I have these two equations $u + e^u + z +e^z = x$ and $u + u^5 + z^3 = y$. I'm wanting to try to show that there exist solutions $z = f(x,y)$ and $u = g(x,y)$ for $(x,y)$ in a neighborhood of $(2,0)$ and that $f$ and $g$ are smooth.I'm trying to figure this out and, in turn, figure out the bottom part as well. What i've tried so far is taking $$F_1(u,x,y,z)=u+e^u +z+e^z-x$$ $$F_2(u,x,y,z)=u+u^5+z^3-y$$ I've tried taking the determinate $$det= \begin{matrix} \frac {\partial F_1}{\partial u} & \frac {\partial F_1}{\partial z}\\ \frac {\partial F_2}{\partial u} & \frac {\partial F_2}{\partial z} \\ \end{matrix} $$ however, I believe i'm approaching this the wrong way because I get$$ \begin{matrix} 1+ ue^u & 1+ze^z \\ 1+5u^4& 3z \\ \end{matrix} $$ I don't know where to plug in any other information and it seems I've run into a dead end.
I need to know this in order to do the example problems like: Find $f(2,0)$ , $\frac {\partial f}{\partial x} (2,0)$ , $\frac {\partial f}{\partial y} (2,0)$ , $\frac {\partial^2 f}{\partial x^2} (2,0)$ , $\frac {\partial^2 f}{\partial y^2} (2,0)$ $\frac {\partial^2 f}{\partial x^2y} (2,0)$ Am I crazy or have i just screwed up big time somewhere?!?

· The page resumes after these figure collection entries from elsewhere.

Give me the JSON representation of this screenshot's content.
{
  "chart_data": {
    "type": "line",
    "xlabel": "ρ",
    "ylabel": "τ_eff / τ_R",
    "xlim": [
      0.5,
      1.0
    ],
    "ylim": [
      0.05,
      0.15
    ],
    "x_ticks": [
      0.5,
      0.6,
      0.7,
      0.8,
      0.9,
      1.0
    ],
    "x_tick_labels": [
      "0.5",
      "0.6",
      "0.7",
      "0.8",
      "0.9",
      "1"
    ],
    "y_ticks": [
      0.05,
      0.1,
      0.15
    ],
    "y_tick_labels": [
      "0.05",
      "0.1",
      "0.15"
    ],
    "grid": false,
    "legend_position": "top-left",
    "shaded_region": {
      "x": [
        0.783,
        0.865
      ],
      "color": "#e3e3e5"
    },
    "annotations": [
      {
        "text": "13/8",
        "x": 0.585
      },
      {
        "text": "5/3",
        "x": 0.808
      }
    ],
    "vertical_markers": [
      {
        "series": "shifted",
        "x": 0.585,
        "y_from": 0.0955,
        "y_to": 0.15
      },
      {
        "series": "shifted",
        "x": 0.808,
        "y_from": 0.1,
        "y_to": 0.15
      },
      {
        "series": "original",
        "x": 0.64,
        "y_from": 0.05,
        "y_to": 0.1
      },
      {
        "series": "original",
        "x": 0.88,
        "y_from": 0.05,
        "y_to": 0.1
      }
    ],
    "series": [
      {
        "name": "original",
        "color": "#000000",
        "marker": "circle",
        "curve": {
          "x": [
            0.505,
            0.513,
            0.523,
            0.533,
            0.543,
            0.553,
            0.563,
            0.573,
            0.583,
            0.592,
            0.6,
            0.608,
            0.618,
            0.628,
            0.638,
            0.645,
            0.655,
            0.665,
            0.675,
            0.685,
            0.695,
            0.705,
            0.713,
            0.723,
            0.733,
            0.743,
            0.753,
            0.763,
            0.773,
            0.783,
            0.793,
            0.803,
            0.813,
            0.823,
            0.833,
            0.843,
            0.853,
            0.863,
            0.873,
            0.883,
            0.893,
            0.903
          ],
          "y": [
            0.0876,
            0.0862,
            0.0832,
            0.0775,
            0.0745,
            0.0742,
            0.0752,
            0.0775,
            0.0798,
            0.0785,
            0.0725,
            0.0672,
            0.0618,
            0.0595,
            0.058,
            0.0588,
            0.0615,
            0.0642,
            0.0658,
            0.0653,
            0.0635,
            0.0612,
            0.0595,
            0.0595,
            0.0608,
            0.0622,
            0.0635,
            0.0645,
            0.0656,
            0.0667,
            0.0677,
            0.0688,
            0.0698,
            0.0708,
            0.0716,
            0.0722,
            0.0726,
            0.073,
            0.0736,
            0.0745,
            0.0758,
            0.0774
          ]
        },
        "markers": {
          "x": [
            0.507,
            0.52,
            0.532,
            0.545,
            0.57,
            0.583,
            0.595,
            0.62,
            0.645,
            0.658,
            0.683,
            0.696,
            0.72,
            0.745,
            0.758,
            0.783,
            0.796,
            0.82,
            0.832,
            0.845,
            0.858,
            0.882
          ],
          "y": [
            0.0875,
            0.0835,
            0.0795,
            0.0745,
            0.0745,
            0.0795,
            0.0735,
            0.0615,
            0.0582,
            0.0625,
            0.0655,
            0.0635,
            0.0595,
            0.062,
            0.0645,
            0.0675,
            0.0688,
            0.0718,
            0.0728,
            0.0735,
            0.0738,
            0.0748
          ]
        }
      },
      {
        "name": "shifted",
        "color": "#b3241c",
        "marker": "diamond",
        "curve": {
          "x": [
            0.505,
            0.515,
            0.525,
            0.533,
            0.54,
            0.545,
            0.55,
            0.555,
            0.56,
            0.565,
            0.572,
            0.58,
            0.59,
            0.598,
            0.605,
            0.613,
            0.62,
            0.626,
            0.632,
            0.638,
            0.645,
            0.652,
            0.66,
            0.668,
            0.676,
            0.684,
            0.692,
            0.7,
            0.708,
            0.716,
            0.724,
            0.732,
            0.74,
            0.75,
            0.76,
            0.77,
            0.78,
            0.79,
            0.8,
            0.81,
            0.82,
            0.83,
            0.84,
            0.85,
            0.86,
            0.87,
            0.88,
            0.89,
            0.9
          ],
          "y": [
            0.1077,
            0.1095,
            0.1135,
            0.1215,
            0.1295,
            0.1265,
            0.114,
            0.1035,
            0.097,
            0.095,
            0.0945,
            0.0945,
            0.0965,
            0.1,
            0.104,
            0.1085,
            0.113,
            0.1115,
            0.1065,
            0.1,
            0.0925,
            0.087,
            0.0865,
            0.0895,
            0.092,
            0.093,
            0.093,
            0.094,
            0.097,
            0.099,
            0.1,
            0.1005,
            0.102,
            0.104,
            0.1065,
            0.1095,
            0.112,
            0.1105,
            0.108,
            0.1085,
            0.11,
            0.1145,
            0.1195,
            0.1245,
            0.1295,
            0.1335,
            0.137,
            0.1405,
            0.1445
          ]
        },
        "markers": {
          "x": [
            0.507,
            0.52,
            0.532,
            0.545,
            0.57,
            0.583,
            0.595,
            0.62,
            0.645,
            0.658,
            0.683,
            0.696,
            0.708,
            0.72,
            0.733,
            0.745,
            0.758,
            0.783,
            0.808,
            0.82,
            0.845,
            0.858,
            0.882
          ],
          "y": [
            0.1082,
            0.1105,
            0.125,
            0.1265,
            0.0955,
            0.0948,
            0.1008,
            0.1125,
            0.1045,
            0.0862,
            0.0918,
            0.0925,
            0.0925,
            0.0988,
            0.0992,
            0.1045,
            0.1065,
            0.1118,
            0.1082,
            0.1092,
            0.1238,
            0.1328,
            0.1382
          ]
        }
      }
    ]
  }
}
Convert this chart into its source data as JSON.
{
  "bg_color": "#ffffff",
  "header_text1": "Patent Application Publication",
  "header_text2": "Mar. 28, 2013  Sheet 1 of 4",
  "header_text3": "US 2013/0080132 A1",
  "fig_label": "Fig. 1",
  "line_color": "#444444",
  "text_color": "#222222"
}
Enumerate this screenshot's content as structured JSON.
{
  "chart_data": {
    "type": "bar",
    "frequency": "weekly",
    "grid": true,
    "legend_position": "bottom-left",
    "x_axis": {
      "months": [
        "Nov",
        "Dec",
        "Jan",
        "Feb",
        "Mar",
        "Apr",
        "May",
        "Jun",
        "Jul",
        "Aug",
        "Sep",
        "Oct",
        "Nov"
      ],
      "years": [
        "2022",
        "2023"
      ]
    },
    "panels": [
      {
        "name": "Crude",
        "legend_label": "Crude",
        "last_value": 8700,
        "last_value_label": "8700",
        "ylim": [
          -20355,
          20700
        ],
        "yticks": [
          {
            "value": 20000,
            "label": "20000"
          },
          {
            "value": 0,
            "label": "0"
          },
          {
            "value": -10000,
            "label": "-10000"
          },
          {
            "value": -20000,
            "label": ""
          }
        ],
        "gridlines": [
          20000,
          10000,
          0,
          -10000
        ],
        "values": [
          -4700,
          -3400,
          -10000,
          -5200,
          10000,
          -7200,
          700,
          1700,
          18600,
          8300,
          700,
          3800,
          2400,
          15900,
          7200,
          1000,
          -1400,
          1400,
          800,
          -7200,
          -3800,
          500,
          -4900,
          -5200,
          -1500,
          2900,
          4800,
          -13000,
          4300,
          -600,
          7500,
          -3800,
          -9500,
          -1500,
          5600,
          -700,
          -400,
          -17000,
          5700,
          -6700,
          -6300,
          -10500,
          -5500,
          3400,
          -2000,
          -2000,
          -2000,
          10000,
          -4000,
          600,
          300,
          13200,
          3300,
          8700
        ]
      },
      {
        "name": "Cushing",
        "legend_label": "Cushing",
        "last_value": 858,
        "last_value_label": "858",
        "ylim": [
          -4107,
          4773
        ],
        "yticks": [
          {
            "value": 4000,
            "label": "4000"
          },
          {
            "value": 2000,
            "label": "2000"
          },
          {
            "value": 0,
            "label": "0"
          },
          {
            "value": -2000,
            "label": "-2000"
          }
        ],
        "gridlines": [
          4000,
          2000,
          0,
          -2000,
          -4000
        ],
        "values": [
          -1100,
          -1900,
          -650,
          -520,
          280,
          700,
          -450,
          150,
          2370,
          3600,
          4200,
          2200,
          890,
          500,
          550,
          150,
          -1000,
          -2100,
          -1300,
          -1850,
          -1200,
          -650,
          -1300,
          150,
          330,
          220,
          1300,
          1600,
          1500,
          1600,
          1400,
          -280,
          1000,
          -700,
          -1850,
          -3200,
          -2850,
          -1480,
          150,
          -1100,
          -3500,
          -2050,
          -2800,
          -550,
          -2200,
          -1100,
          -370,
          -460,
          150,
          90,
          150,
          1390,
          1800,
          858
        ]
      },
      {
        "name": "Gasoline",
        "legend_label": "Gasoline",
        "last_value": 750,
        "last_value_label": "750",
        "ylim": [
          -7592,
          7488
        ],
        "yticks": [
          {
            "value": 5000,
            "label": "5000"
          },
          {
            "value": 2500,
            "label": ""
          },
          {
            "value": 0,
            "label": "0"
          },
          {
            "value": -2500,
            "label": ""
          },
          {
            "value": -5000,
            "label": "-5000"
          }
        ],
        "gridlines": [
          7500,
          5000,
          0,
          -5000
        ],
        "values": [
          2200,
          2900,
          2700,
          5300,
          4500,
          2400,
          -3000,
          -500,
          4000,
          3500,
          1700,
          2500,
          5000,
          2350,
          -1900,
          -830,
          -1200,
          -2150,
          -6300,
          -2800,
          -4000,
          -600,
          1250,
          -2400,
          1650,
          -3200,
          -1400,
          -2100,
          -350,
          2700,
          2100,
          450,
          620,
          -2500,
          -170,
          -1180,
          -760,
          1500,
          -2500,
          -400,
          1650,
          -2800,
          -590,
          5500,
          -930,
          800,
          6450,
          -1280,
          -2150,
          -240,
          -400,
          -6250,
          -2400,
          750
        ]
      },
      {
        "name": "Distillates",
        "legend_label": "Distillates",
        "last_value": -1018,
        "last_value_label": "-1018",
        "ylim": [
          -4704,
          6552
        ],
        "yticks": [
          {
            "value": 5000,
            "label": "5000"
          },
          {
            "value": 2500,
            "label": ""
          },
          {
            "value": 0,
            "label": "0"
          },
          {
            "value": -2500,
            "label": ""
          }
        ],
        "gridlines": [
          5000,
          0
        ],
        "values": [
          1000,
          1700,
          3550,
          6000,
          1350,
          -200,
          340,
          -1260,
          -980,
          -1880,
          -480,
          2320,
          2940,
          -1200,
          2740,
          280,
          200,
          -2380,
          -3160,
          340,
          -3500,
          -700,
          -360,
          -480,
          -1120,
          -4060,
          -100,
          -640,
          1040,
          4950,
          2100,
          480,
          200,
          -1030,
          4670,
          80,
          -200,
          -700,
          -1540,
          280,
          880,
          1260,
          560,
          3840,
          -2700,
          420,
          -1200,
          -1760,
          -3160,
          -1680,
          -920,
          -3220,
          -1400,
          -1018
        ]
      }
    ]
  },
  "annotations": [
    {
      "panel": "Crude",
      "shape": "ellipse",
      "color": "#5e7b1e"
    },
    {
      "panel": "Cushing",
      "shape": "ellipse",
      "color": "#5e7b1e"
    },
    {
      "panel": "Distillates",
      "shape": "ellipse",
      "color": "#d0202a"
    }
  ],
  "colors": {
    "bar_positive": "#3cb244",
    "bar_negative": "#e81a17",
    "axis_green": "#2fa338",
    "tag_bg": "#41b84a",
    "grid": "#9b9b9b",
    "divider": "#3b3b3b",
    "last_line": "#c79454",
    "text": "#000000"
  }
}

As mentioned in the comments, your question needs a little more info, because there are multiple points $(u,z)$ for which $x=2$, $y=0$. However, notice that $(u,z) = (0,0)$ works, and I think that this is a natural point to choose. So let's assume that the point $u=0$, $z=0$, $x=2$, $y=0$ was given in the problem instead of just $x$ and $y$.
Now if you weren't asked to verify that the implicit function theorem holds, your problem is much easier. Let's rewrite your first equations, assuming that $u = u(x,y)$, $z=z(x,y)$ are functions of $x$ and $y$: \begin{align*} u(x,y) + e^{u(x,y)} + z(x,y) + e^{z(x,y)} & = x \\ u(x,y) + u(x,y)^5 + z(x,y)^3 & = y. \end{align*} (You don't always need to write all the dependencies on $(x,y)$, but it's nice to make sure you know exactly which variables are functions of which other variables.)
Now we can implicitly differentiate both of these with respect to $x$: \begin{align*} \frac{\partial u}{\partial x}(x,y) + e^{u(x,y)}\frac{\partial u}{\partial x}(x,y) + \frac{\partial z}{\partial x}(x,y) + e^{z(x,y)}\frac{\partial z}{\partial x}(x,y) & = 1 \\ \frac{\partial u}{\partial x}(x,y) + 5u(x,y)^4\frac{\partial u}{\partial x}(x,y) + 3z(x,y)^2\frac{\partial z}{\partial x}(x,y) & = 0. \end{align*} Now plugging in $x=2$, $y=0$, $u(2,0)=0$, $z(2,0)=0$ gives: \begin{align*} 2\frac{\partial u}{\partial x}(2,0) + 2\frac{\partial z}{\partial x}(2,0) & = 1 \\ \frac{\partial u}{\partial x}(2,0) & = 0, \end{align*} so $\frac{\partial z}{\partial x}(2,0) = \frac{\partial f}{\partial x}(2,0) = \frac12$. You can do the higher derivatives similarly, though it looks like it will be quite messy.
By the way, since you ask about implicit function theorem, and you were close to showing that it holds, let's finish that off. You compute the matrix of partial derivatives as you did above (but I've fixed some of yours which were incorrect):
$$\left( \begin{array}{cc} 1 + e^u & 1 + e^z \\ 1+5u^4 & 3z^2 \end{array} \right).$$
The determinant of this matrix is $3z^2(1+e^u) - (1+e^z)(1+5u^4)$. Now we can plug in $u=0$, $z=0$, and notice that the derivative is nonzero. By the implicit function theorem, this guarantees the existence of the functions $z=f(x,y)$, $u=g(x,y)$ which we assumed above.